After the full expression of the emotion, you may find relief, peace, renewed energy, and a sense of healing or transformation. This is the completion of the cycle, or what some people call integration. Take time to be with yourself. Breathe. Check in with your internal sense of safety and well-being (see chapter 1). Notice that you are alright, that you were not harmed in the process of healing. Acknowledge that you are complete with this piece of your healing; it can be helpful to say this out loud. Bring intentionality to this part of the process.
Orgasms follow this same cycle. Surprised?
Pay attention to the completion stage. Sometimes you may find yourself pouring out emotion with no experience of change or integration. You could be recycling the trauma rather than healing it. I do not encounter this often—most people who are not ready for healing try to repress emotions related to the abuse. But if this is happening to you, ask yourself, “What would it take to complete this feeling?” If you don’t know the answer, make one up. Imagine you know what completion would feel like. Try it on for size.
Once you face, feel, release, and complete traumatic emotions, you will be free to build intimate, sexual relationships.
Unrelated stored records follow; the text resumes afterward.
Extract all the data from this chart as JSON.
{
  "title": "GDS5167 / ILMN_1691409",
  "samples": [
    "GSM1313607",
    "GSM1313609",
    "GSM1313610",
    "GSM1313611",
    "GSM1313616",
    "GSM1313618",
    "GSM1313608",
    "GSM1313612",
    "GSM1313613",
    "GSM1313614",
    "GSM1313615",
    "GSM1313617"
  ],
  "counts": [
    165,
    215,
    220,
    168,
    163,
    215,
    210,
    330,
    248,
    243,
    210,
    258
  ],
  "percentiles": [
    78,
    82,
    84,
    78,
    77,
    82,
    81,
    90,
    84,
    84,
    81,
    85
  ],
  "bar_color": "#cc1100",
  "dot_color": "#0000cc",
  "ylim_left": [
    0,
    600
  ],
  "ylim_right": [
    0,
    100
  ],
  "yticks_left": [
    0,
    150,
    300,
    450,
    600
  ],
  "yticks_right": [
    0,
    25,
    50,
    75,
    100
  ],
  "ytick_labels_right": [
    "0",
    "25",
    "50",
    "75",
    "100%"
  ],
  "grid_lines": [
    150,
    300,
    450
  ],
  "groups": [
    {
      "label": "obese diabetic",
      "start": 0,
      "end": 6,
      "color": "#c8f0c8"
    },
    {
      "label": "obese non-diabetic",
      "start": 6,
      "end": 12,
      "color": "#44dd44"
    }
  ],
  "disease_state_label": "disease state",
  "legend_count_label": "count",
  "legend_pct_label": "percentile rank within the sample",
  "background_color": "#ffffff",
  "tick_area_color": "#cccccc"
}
Instead of being weighed down by the burden of your past, you’ll need carry with you only enough faith and courage to meet the fears and risks love requires of us all.
Take a moment to consider which stages in the cycle of emotions you are good at and which you need to practice. Are you able to express your emotions, or do you tend to hold or repress them? Can you complete a cycle of emotion and move to integration? Where can you use more support or learning?
Emotional Centering
Sensations are the basis of emotions. Think about your favorite color or piece of music, or a place you where you experience peace or beauty. Notice what happens to your sensations. Your chest might relax and open, your belly settle, or your legs feel a pleasant streaming. How do you know when you are happy or upset? Where in your body do you feel that?
Noticing your emotions as sensations enables you to become emotionally flexible, moving more easily between emotional states and having room enough internally to both experience and interpret your emotions as they happen.
This is also what is meant by being emotionally centered. When you are emotionally centered, you are able to hang with your emotions, to notice them, feel them, and attend to them, yet not have them run you. Being emotionally centered allows you to fully experience your feelings and take care of yourself at the same time. With practice, you can learn how to have your emotions fully and make your own choices about them. Developing this kind of emotional center is a skill you will use in bringing intimacy and sex together. You will also use it in your sexual healing process.